STAR’s 1HFY22 results beat expectations as the group’s cost management successfully cut operating expenses by 28%. The group saw improvements in its core segments of print, digital as well as radio but overall outlook remains subdued. We raise our FY22F and FY23F net profit forecasts by 34% and 9%, respectively, but maintain our asset-based TP of RM0.335 and MARKET PERFORM call.

Beat forecasts. STAR’s 1HFY22 results beat expectations, accounting for 83% of our, and 67% of consensus, estimate. The variance against our forecast came largely from significant savings in operating expenses (-28% YoY).

1HFY22 results highlights. Revenue grew 17.9% as the group benefitted from the reopening of the economy across their print, digital and radio segments. Print and digital returned to profitability as earnings grew >100%, although absolute earnings were negligible. Radio was the largest contributor to earnings as it grew more than 6x as the segment benefitted from the return of drivers to the road. The events segment still showed little signs of life, reporting a minor loss.

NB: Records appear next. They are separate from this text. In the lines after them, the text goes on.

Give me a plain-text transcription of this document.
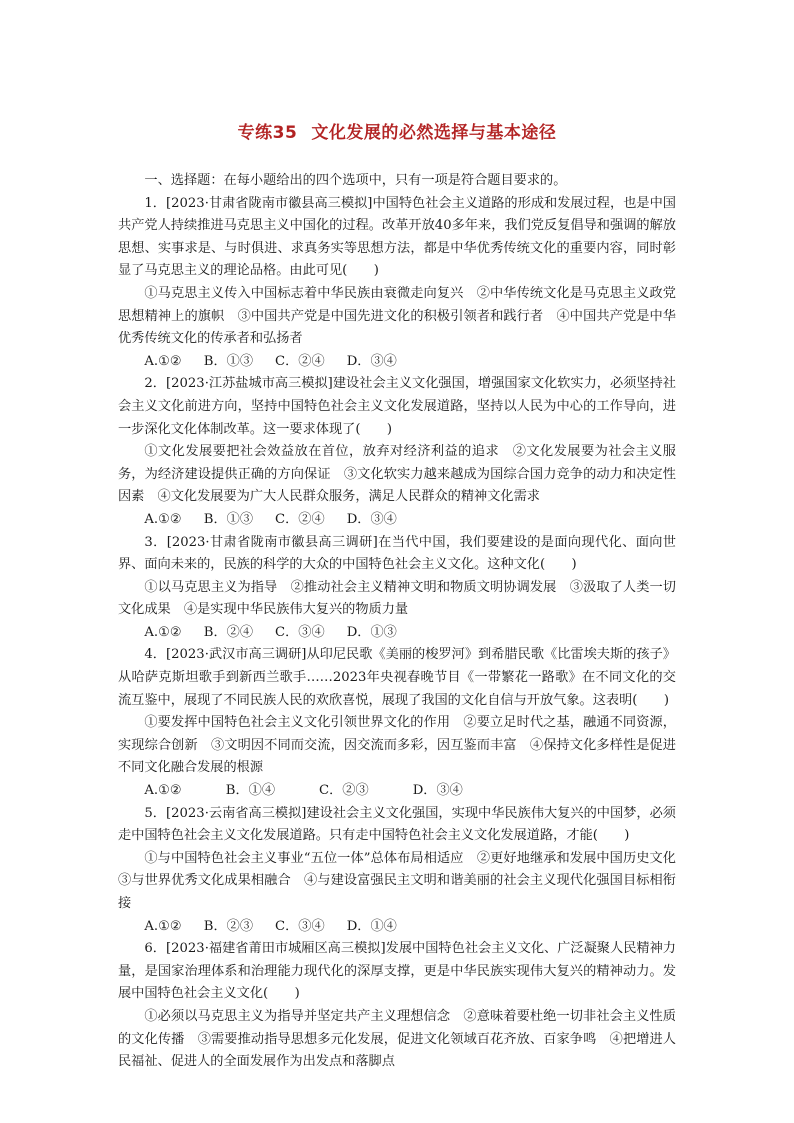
专练35 文化发展的必然选择与基本途径

一、选择题：在每小题给出的四个选项中，只有一项是符合题目要求的。

1．[2023·甘肃省陇南市徽县高三模拟]中国特色社会主义道路的形成和发展过程，也是中国共产党人持续推进马克思主义中国化的过程。改革开放40多年来，我们党反复倡导和强调的解放思想、实事求是、与时俱进、求真务实等思想方法，都是中华优秀传统文化的重要内容，同时彰显了马克思主义的理论品格。由此可见(　　)

①马克思主义传入中国标志着中华民族由衰微走向复兴　②中华传统文化是马克思主义政党思想精神上的旗帜　③中国共产党是中国先进文化的积极引领者和践行者　④中国共产党是中华优秀传统文化的传承者和弘扬者

A.①② B．①③ C．②④ D．③④

2．[2023·江苏盐城市高三模拟]建设社会主义文化强国，增强国家文化软实力，必须坚持社会主义文化前进方向，坚持中国特色社会主义文化发展道路，坚持以人民为中心的工作导向，进一步深化文化体制改革。这一要求体现了(　　)

①文化发展要把社会效益放在首位，放弃对经济利益的追求　②文化发展要为社会主义服务，为经济建设提供正确的方向保证　③文化软实力越来越成为国综合国力竞争的动力和决定性因素　④文化发展要为广大人民群众服务，满足人民群众的精神文化需求

A.①② B．①③ C．②④ D．③④

3．[2023·甘肃省陇南市徽县高三调研]在当代中国，我们要建设的是面向现代化、面向世界、面向未来的，民族的科学的大众的中国特色社会主义文化。这种文化(　　)

①以马克思主义为指导　②推动社会主义精神文明和物质文明协调发展　③汲取了人类一切文化成果　④是实现中华民族伟大复兴的物质力量

A.①② B．②④ C．③④ D．①③

4．[2023·武汉市高三调研]从印尼民歌《美丽的梭罗河》到希腊民歌《比雷埃夫斯的孩子》从哈萨克斯坦歌手到新西兰歌手……2023年央视春晚节目《一带繁花一路歌》在不同文化的交流互鉴中，展现了不同民族人民的欢欣喜悦，展现了我国的文化自信与开放气象。这表明(　　)

①要发挥中国特色社会主义文化引领世界文化的作用　②要立足时代之基，融通不同资源，实现综合创新　③文明因不同而交流，因交流而多彩，因互鉴而丰富　④保持文化多样性是促进不同文化融合发展的根源

A.①②	B．①④	C．②③	D．③④

5．[2023·云南省高三模拟]建设社会主义文化强国，实现中华民族伟大复兴的中国梦，必须走中国特色社会主义文化发展道路。只有走中国特色社会主义文化发展道路，才能(　　)

①与中国特色社会主义事业“五位一体”总体布局相适应　②更好地继承和发展中国历史文化　③与世界优秀文化成果相融合　④与建设富强民主文明和谐美丽的社会主义现代化强国目标相衔接

A.①② B．②③ C．③④ D．①④

6．[2023·福建省莆田市城厢区高三模拟]发展中国特色社会主义文化、广泛凝聚人民精神力量，是国家治理体系和治理能力现代化的深厚支撑，更是中华民族实现伟大复兴的精神动力。发展中国特色社会主义文化(　　)

①必须以马克思主义为指导并坚定共产主义理想信念　②意味着要杜绝一切非社会主义性质的文化传播　③需要推动指导思想多元化发展，促进文化领域百花齐放、百家争鸣　④把增进人民福祉、促进人的全面发展作为出发点和落脚点
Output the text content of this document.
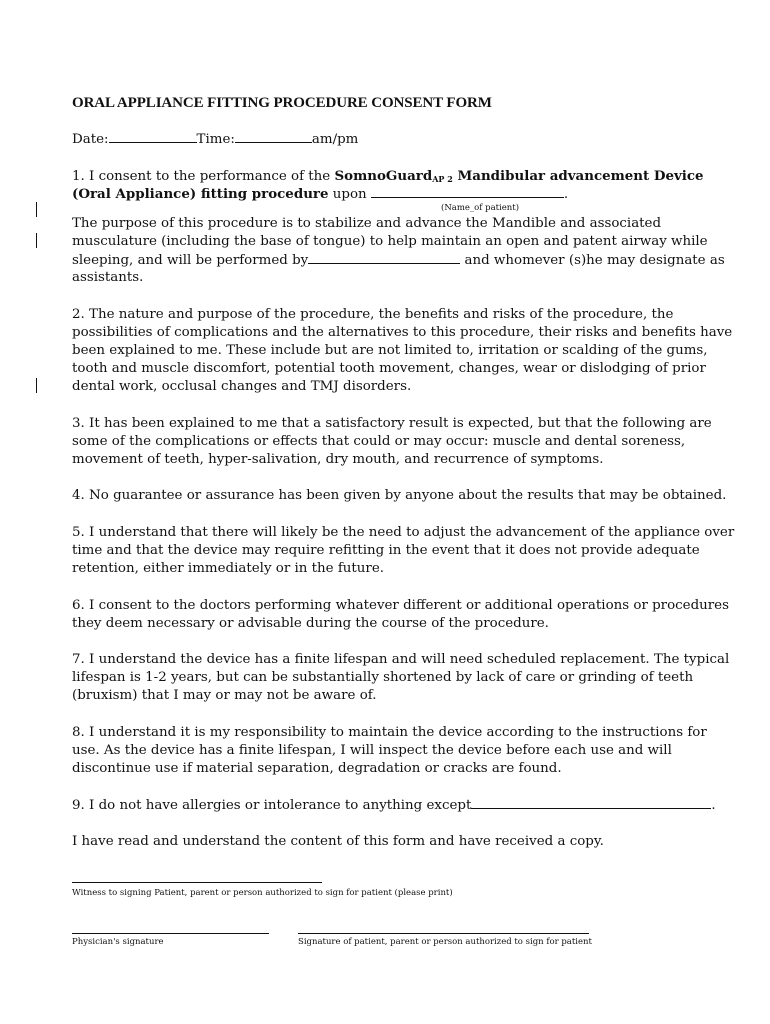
ORAL APPLIANCE FITTING PROCEDURE CONSENT FORM

Date:	Time:	am/pm

1. I consent to the performance of the SomnoGuard$_{AP 2}$ Mandibular advancement Device

(Oral Appliance) fitting procedure upon	.

(Name_of patient)

The purpose of this procedure is to stabilize and advance the Mandible and associated

musculature (including the base of tongue) to help maintain an open and patent airway while

sleeping, and will be performed by	and whomever (s)he may designate as

assistants.

2. The nature and purpose of the procedure, the benefits and risks of the procedure, the

possibilities of complications and the alternatives to this procedure, their risks and benefits have

been explained to me. These include but are not limited to, irritation or scalding of the gums,

tooth and muscle discomfort, potential tooth movement, changes, wear or dislodging of prior

dental work, occlusal changes and TMJ disorders.

3. It has been explained to me that a satisfactory result is expected, but that the following are

some of the complications or effects that could or may occur: muscle and dental soreness,

movement of teeth, hyper-salivation, dry mouth, and recurrence of symptoms.

4. No guarantee or assurance has been given by anyone about the results that may be obtained.

5. I understand that there will likely be the need to adjust the advancement of the appliance over

time and that the device may require refitting in the event that it does not provide adequate

retention, either immediately or in the future.

6. I consent to the doctors performing whatever different or additional operations or procedures

they deem necessary or advisable during the course of the procedure.

7. I understand the device has a finite lifespan and will need scheduled replacement. The typical

lifespan is 1-2 years, but can be substantially shortened by lack of care or grinding of teeth

(bruxism) that I may or may not be aware of.

8. I understand it is my responsibility to maintain the device according to the instructions for

use. As the device has a finite lifespan, I will inspect the device before each use and will

discontinue use if material separation, degradation or cracks are found.

9. I do not have allergies or intolerance to anything except	.

I have read and understand the content of this form and have received a copy.

Witness to signing Patient, parent or person authorized to sign for patient (please print)
Physician's signature	Signature of patient, parent or person authorized to sign for patient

Overall, PATAMI more than doubled and the group stayed in the black for a second quarter in a row. Margins improved on the back of strong cost rationalisation but overall earnings remained muted as core revenue barely covered operating expenses.

Outlook. While the group returned to profitability in 1HFY22, its outlook remains subdued. On a broader market level, advertisers are shifting towards digital media as adex spending in the segment continues to grow. While the group does have a sizeable digital presence via their online publications, they captured less than 1% of overall digital adex in the 2Q based on Nielsen statistics. Combined with the printed media segment which margins are expected to tighten with the increase in cost of distribution and raw materials (i.e. paper) due to global supply chain disruptions, we expect its recovery road to be long and winding.

Post results, we raise our FY22F/FY23F net profit by 34%/9% to reflect the stronger 1H and also to account for better cost savings.

Maintain MARKET PERFORM and TP of RM0.335 based on 0.4x P/NTA, in line with the sector’s historical average. We make no adjustment based on a 3-star ESG rating as appraised by us.

Key risks to our call include: (i) accelerated demise of the traditional media, (ii) high newsprint cost, (iii) unfavourable forex movements, (iv) non-renewal of operating licenses, and (v) slow pace of digitalisation.